«Noviembre y febrero son allá meses de lluvias torrenciales. En las calles cercanas al río preparaban las casas contra la inundación, ajustando unos tablones al dintel de la puerta. Mas en otro barrio opuesto un afluente también solía desbordar con las lluvias, y sus aguas iban a tenderse, lisas como un espejo enamorado de la imagen que refleja, sobre la llanura donde está asentada la ciudad.
Una mañana vinieron a buscarle al colegio a hora desusada. Llovía días y días, torrencialmente; y el agua desbordando ya por el prado, sería difícil para él volver a su casa en las afueras si se retrasaba un poco. Hubo que dejar el coche al salir de las últimas calles. Aquella avenida de castaños que antes tantas veces recorriera a pie, tuvo entonces que cruzarla en barca.

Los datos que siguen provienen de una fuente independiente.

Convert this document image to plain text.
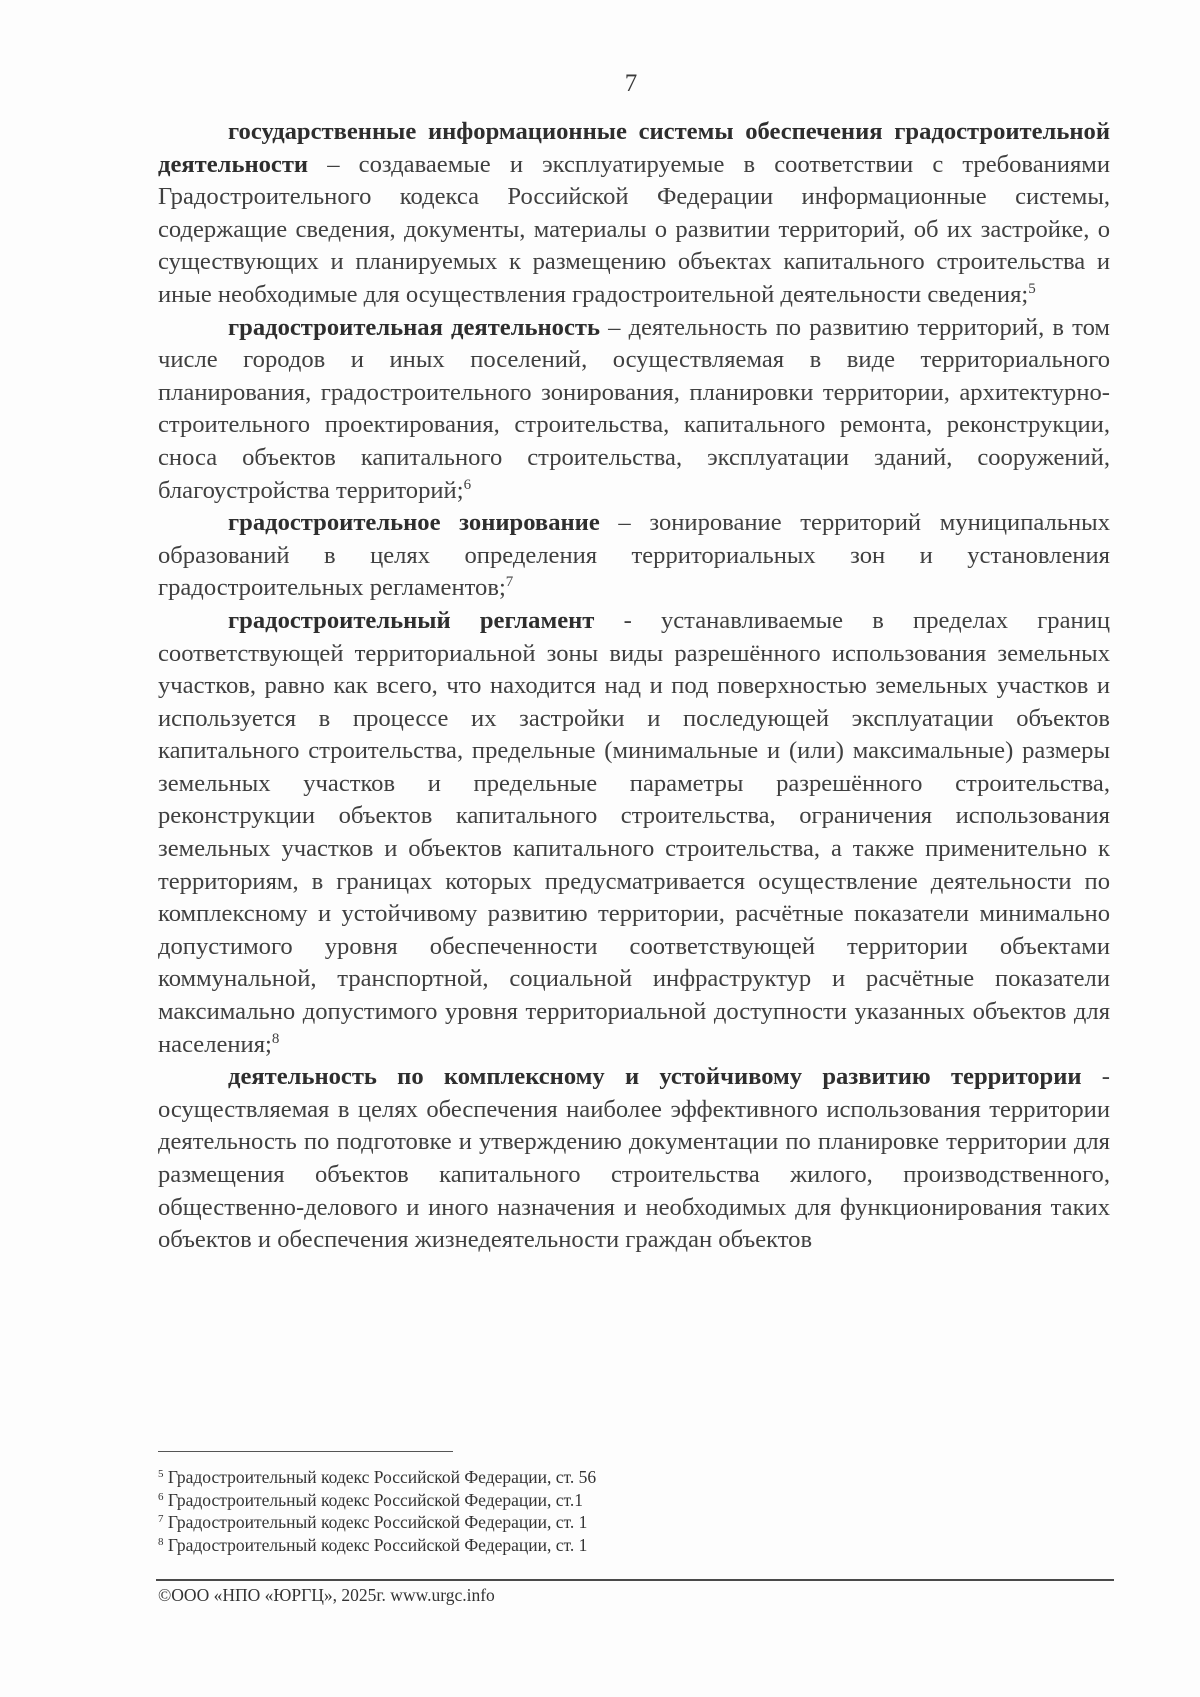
7

государственные информационные системы обеспечения градостроительной деятельности – создаваемые и эксплуатируемые в соответствии с требованиями Градостроительного кодекса Российской Федерации информационные системы, содержащие сведения, документы, материалы о развитии территорий, об их застройке, о существующих и планируемых к размещению объектах капитального строительства и иные необходимые для осуществления градостроительной деятельности сведения;$^5$

градостроительная деятельность – деятельность по развитию территорий, в том числе городов и иных поселений, осуществляемая в виде территориального планирования, градостроительного зонирования, планировки территории, архитектурно-строительного проектирования, строительства, капитального ремонта, реконструкции, сноса объектов капитального строительства, эксплуатации зданий, сооружений, благоустройства территорий;$^6$

градостроительное зонирование – зонирование территорий муниципальных образований в целях определения территориальных зон и установления градостроительных регламентов;$^7$

градостроительный регламент - устанавливаемые в пределах границ соответствующей территориальной зоны виды разрешённого использования земельных участков, равно как всего, что находится над и под поверхностью земельных участков и используется в процессе их застройки и последующей эксплуатации объектов капитального строительства, предельные (минимальные и (или) максимальные) размеры земельных участков и предельные параметры разрешённого строительства, реконструкции объектов капитального строительства, ограничения использования земельных участков и объектов капитального строительства, а также применительно к территориям, в границах которых предусматривается осуществление деятельности по комплексному и устойчивому развитию территории, расчётные показатели минимально допустимого уровня обеспеченности соответствующей территории объектами коммунальной, транспортной, социальной инфраструктур и расчётные показатели максимально допустимого уровня территориальной доступности указанных объектов для населения;$^8$

деятельность по комплексному и устойчивому развитию территории - осуществляемая в целях обеспечения наиболее эффективного использования территории деятельность по подготовке и утверждению документации по планировке территории для размещения объектов капитального строительства жилого, производственного, общественно-делового и иного назначения и необходимых для функционирования таких объектов и обеспечения жизнедеятельности граждан объектов

$^5$ Градостроительный кодекс Российской Федерации, ст. 56
$^6$ Градостроительный кодекс Российской Федерации, ст.1
$^7$ Градостроительный кодекс Российской Федерации, ст. 1
$^8$ Градостроительный кодекс Российской Федерации, ст. 1
©ООО «НПО «ЮРГЦ», 2025г. www.urgc.info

El agua lo cubría todo, y al fondo surgían de la laguna los edificios extraños y exactos tras una delgada fila de árboles. Algunas gentes cruzaban confusas e inhábiles sobre puentes recién construidos con tablas. Mas casas y gentes parecían ahora breves y sin trascendencia, como si al privarles el agua de la acostumbrada base terrena (así ocurre con un navío al hacerse a la mar) dejara al descubierto su verdadera proporción y significado.

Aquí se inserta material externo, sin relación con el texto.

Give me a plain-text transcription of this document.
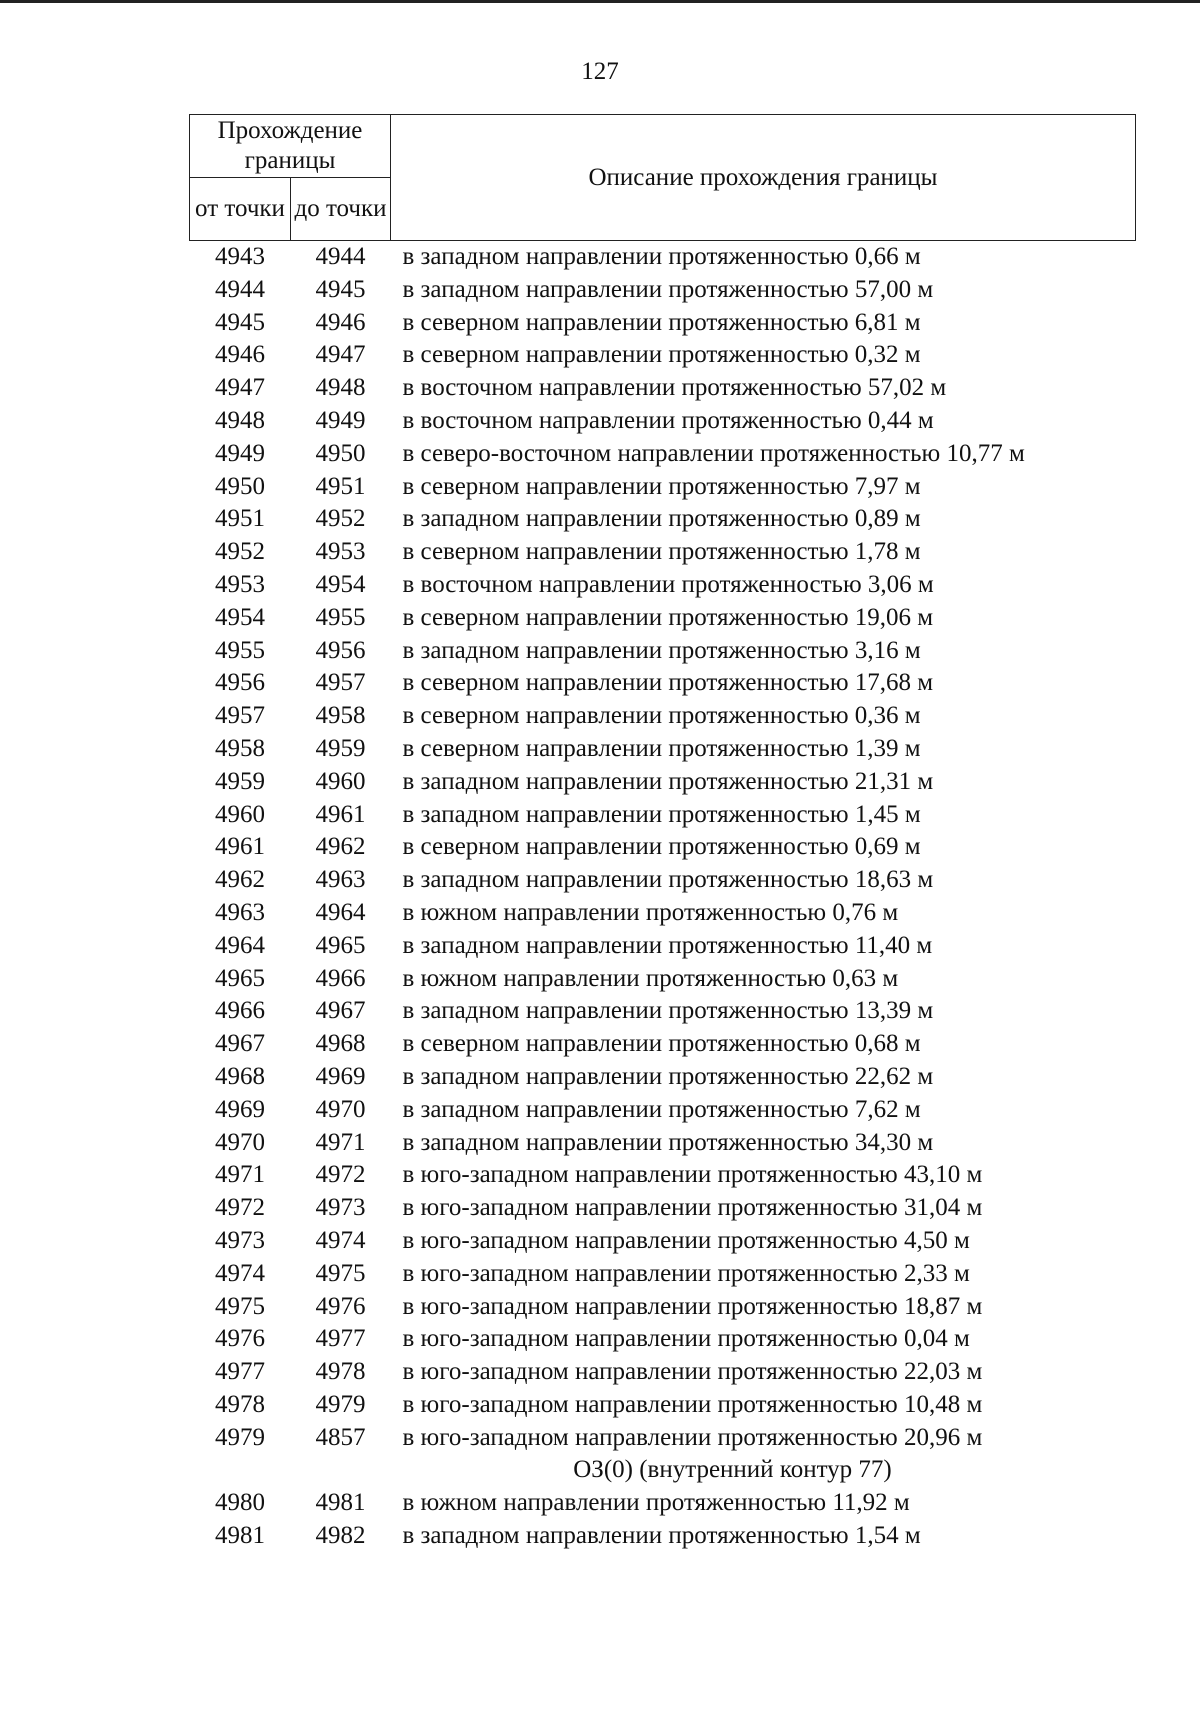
127
Прохождение границы		Описание прохождения границы
от точки	до точки	
4943	4944	в западном направлении протяженностью 0,66 м
4944	4945	в западном направлении протяженностью 57,00 м
4945	4946	в северном направлении протяженностью 6,81 м
4946	4947	в северном направлении протяженностью 0,32 м
4947	4948	в восточном направлении протяженностью 57,02 м
4948	4949	в восточном направлении протяженностью 0,44 м
4949	4950	в северо-восточном направлении протяженностью 10,77 м
4950	4951	в северном направлении протяженностью 7,97 м
4951	4952	в западном направлении протяженностью 0,89 м
4952	4953	в северном направлении протяженностью 1,78 м
4953	4954	в восточном направлении протяженностью 3,06 м
4954	4955	в северном направлении протяженностью 19,06 м
4955	4956	в западном направлении протяженностью 3,16 м
4956	4957	в северном направлении протяженностью 17,68 м
4957	4958	в северном направлении протяженностью 0,36 м
4958	4959	в северном направлении протяженностью 1,39 м
4959	4960	в западном направлении протяженностью 21,31 м
4960	4961	в западном направлении протяженностью 1,45 м
4961	4962	в северном направлении протяженностью 0,69 м
4962	4963	в западном направлении протяженностью 18,63 м
4963	4964	в южном направлении протяженностью 0,76 м
4964	4965	в западном направлении протяженностью 11,40 м
4965	4966	в южном направлении протяженностью 0,63 м
4966	4967	в западном направлении протяженностью 13,39 м
4967	4968	в северном направлении протяженностью 0,68 м
4968	4969	в западном направлении протяженностью 22,62 м
4969	4970	в западном направлении протяженностью 7,62 м
4970	4971	в западном направлении протяженностью 34,30 м
4971	4972	в юго-западном направлении протяженностью 43,10 м
4972	4973	в юго-западном направлении протяженностью 31,04 м
4973	4974	в юго-западном направлении протяженностью 4,50 м
4974	4975	в юго-западном направлении протяженностью 2,33 м
4975	4976	в юго-западном направлении протяженностью 18,87 м
4976	4977	в юго-западном направлении протяженностью 0,04 м
4977	4978	в юго-западном направлении протяженностью 22,03 м
4978	4979	в юго-западном направлении протяженностью 10,48 м
4979	4857	в юго-западном направлении протяженностью 20,96 м
ОЗ(0) (внутренний контур 77)		
4980	4981	в южном направлении протяженностью 11,92 м
4981	4982	в западном направлении протяженностью 1,54 м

Ya en casa, tras de los cristales de un balcón, miró el jardín, que un muro protegía de las aguas. La laguna con sus frágiles puentecillos, negras líneas sin perspectiva bajo un plano cielo gris estriado de blanco por la lluvia, era como el paisaje de un abanico japonés que su madre tenía.

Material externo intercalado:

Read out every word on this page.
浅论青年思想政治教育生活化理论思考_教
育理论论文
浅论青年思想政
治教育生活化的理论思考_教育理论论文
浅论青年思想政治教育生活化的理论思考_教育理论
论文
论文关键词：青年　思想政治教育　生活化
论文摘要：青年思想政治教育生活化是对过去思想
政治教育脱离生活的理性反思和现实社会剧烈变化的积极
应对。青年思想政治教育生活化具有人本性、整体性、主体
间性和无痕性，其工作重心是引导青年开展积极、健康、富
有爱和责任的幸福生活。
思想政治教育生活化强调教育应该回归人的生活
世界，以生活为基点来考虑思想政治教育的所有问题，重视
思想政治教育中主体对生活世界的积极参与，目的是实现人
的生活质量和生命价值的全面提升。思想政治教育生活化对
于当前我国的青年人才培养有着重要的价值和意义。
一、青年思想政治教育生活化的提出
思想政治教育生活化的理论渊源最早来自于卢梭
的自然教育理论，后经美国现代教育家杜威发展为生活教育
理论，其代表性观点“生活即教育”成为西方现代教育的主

Al llegar la noche, derribados con el temporal los postes y alambres eléctricos, no había luz. A la claridad de las velas, un libro ante sus ojos soñolientos, escuchaba el viento afuera, en el campo inundado, y la lluvia caudalosa caer hora tras hora. Se sentía como en una isla, separado del mundo y de sus aburridas tareas en ilimitada vacación; una isla mecida por las aguas, acunando sus últimos sueños de niño».